Hanging on cloud nine, Ireti moaned in pleasure, drifting along the wall,
enjoying the rhythmic motion of Dede’s fingers.
Salewa
ambled along the lawn to the main house, still pondering where on earth her
houseboy was, as it was quite unusual. Away from home this sunny afternoon? No,
never! Her thinking was brought to a halt when she heard a crashing sound from
the BQ. Dede in? Eyes bulging as she asked herself. She turned around, angry,
pacing towards Dede’s room.
“Oh
God! Not this time.” Dede muttered as he bent to pick the pieces of the mirror
on the floor.
Ireti,
whose back had swept the mirror off the wall, pleaded Dede not to put a comma
in the romantic sentence they were writing.
Ireti
knelt closely behind him, locking her arms around his belly. “Dede come on
now, don’t you know you have turned me...”
“Dede!
So you’re in? Open this door now!” Salewa yelled, hitting the door thrice.
**********************************************
He
had never come this close to death, Sanmi walked directly towards the man with
the pistol. Turned his neck around, peeked at his soldiers, then faced the armed
man again, who signaled him to keep his mouth shut, placing his index finger across his lips. Come on closer, more closer, the man urged Sanmi on, directing
him with the hand that held the pistol.
Heck,
if at all death would play a fast one, it shouldn't be from the choking smell
oozing out from his grimy turban, wrapped like a skyscraper around his head. He
smelt like a smoldering mosquito coil, Sanmi stifled, coughing as he got to the
man with the pistol.
“Shush!
Me no English. Go small small, you run, me fire, you die.” The man with the
pistol sounded more like a northerner, Fulani to be fairly specific.
Not
at gunpoint, Sanmi understood every bit of what he said, even though they were broken.

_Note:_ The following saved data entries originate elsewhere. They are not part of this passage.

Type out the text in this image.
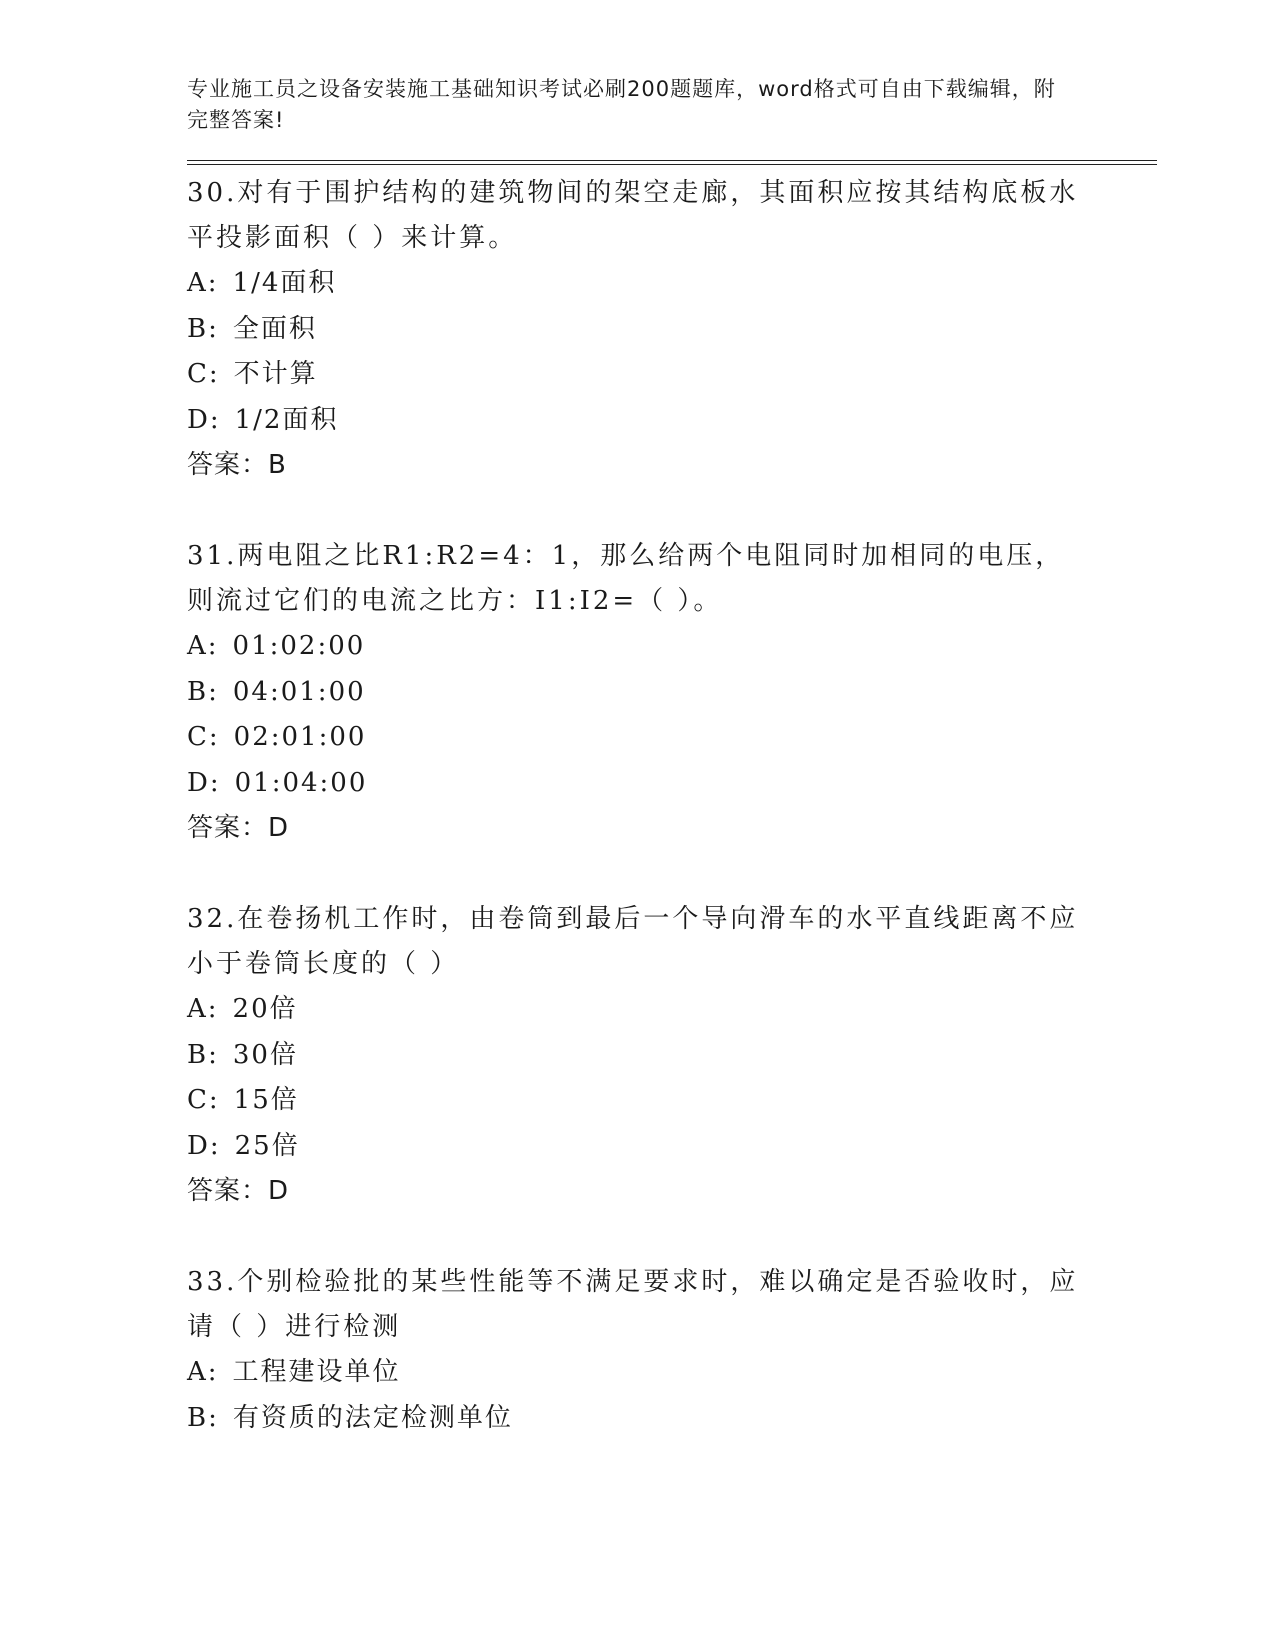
专业施工员之设备安装施工基础知识考试必刷200题题库，word格式可自由下载编辑，附完整答案!
30.对有于围护结构的建筑物间的架空走廊，其面积应按其结构底板水平投影面积（ ）来计算。
A: 1/4面积
B: 全面积
C: 不计算
D: 1/2面积
答案：B
31.两电阻之比R1:R2=4：1，那么给两个电阻同时加相同的电压，则流过它们的电流之比方：I1:I2=（ ）。
A: 01:02:00
B: 04:01:00
C: 02:01:00
D: 01:04:00
答案：D
32.在卷扬机工作时，由卷筒到最后一个导向滑车的水平直线距离不应小于卷筒长度的（ ）
A: 20倍
B: 30倍
C: 15倍
D: 25倍
答案：D
33.个别检验批的某些性能等不满足要求时，难以确定是否验收时，应请（ ）进行检测
A: 工程建设单位
B: 有资质的法定检测单位
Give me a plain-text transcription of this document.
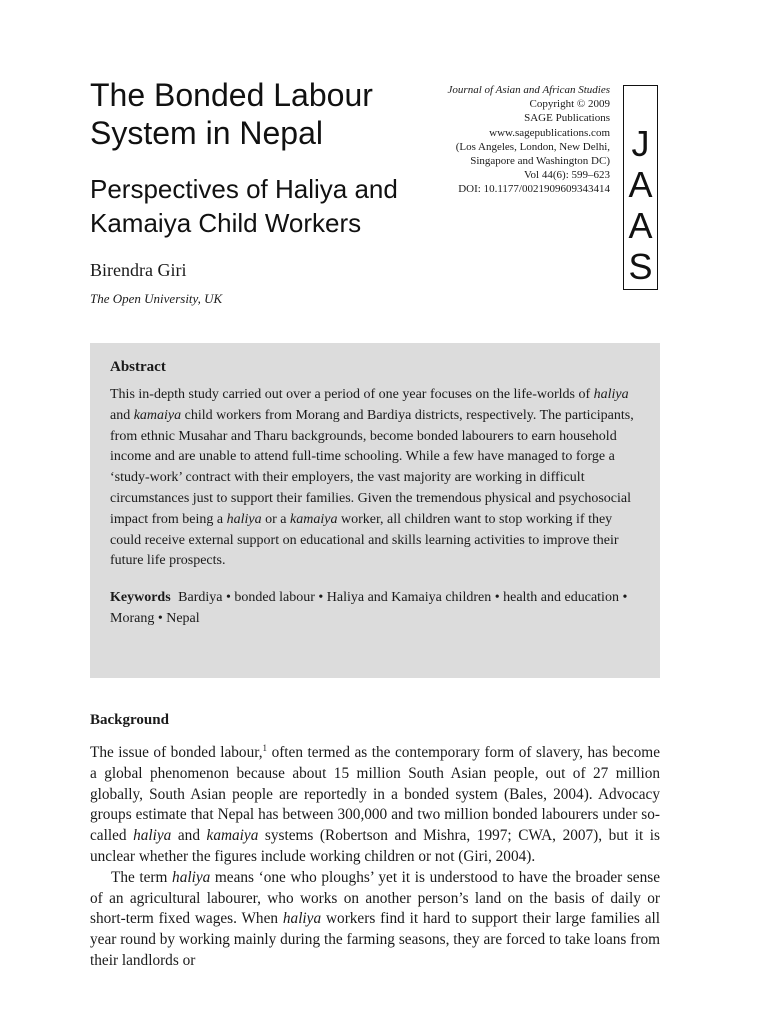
The Bonded Labour System in Nepal
Perspectives of Haliya and Kamaiya Child Workers
Birendra Giri
The Open University, UK
Journal of Asian and African Studies
Copyright © 2009
SAGE Publications
www.sagepublications.com
(Los Angeles, London, New Delhi,
Singapore and Washington DC)
Vol 44(6): 599–623
DOI: 10.1177/0021909609343414
J
A
A
S
Abstract

This in-depth study carried out over a period of one year focuses on the life-worlds of haliya and kamaiya child workers from Morang and Bardiya districts, respectively. The participants, from ethnic Musahar and Tharu backgrounds, become bonded labourers to earn household income and are unable to attend full-time schooling. While a few have managed to forge a ‘study-work’ contract with their employers, the vast majority are working in difficult circumstances just to support their families. Given the tremendous physical and psychosocial impact from being a haliya or a kamaiya worker, all children want to stop working if they could receive external support on educational and skills learning activities to improve their future life prospects.

Keywords Bardiya • bonded labour • Haliya and Kamaiya children • health and education • Morang • Nepal

Background

The issue of bonded labour,$^1$ often termed as the contemporary form of slavery, has become a global phenomenon because about 15 million South Asian people, out of 27 million globally, South Asian people are reportedly in a bonded system (Bales, 2004). Advocacy groups estimate that Nepal has between 300,000 and two million bonded labourers under so-called haliya and kamaiya systems (Robertson and Mishra, 1997; CWA, 2007), but it is unclear whether the figures include working children or not (Giri, 2004).

The term haliya means ‘one who ploughs’ yet it is understood to have the broader sense of an agricultural labourer, who works on another person’s land on the basis of daily or short-term fixed wages. When haliya workers find it hard to support their large families all year round by working mainly during the farming seasons, they are forced to take loans from their landlords or
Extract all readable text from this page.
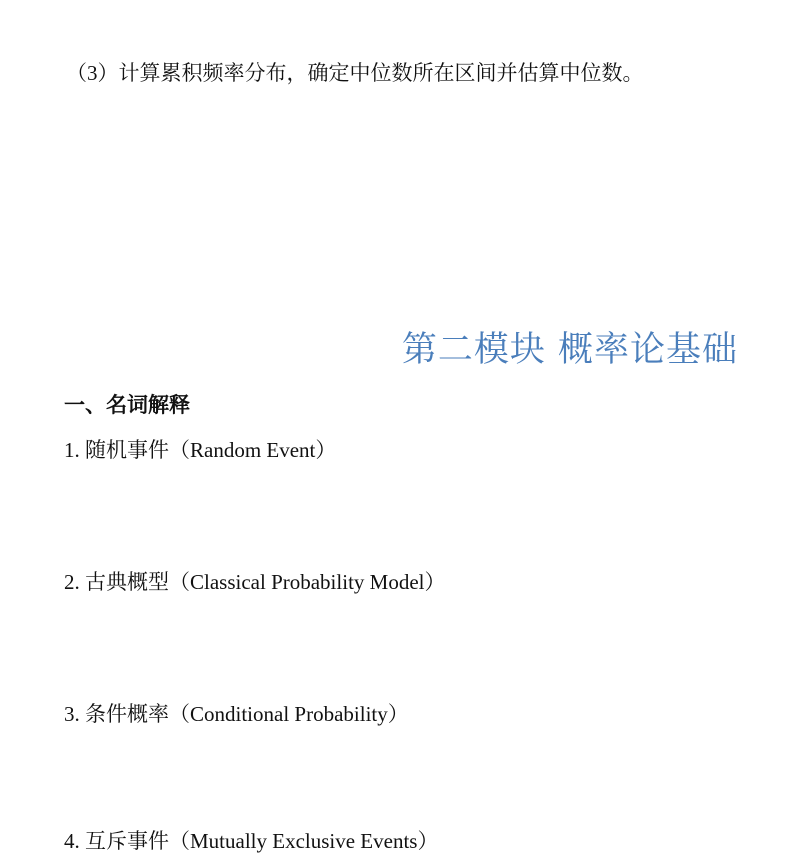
（3）计算累积频率分布，确定中位数所在区间并估算中位数。
第二模块 概率论基础
一、名词解释
1. 随机事件（Random Event）
2. 古典概型（Classical Probability Model）
3. 条件概率（Conditional Probability）
4. 互斥事件（Mutually Exclusive Events）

Watching his steps as he moved in front of the man, and the gun pointing to his
skull, Sanmi pondered on the exact place he was going and who he’d meet there.
Dusk,
the soldiers had relaxed well enough, some had even slept and woken up, yet
their commander hadn't returned. They rallied around, to the north, east, west,
some yet traced Sanmi backward, to the south, where they had departed. Still,
Sanmi was nowhere to be found. Sanmi and the armed man had walked approximately
two kilometers, cutting across the forest into a hamlet. The turban hamlet,
Sanmi called it, seeing every Tom, Dick, and Harry carrying a skyscraper on
their heads. No doubt, it was the rebels hideout.
“Aboki,
dan Allah, I wan piss.” Sanmi turned around.
“Kai!
Go Nigeria soldier go. Me shoot, you no go now now. Go walahi.”
More
like chewing sand, Sanmi preferred to be shot than trying to decode the wrecked English the rebel spoke. Sanmi, placing himself on a safe side, kept moving
before the illiterate angrily pulls his trigger.
Twenty
two steps after, his bladder raised another alarm. “Aboki, dan Allah, me wan
piss o.”
“Kai!
Dan ubanka, you want peace in Sudan?”
The
rebel roared, hitting Sanmi, on the head, with the butt of his pistol. Sanmi
groaned and fell on the ground, his blood dripping to his neck.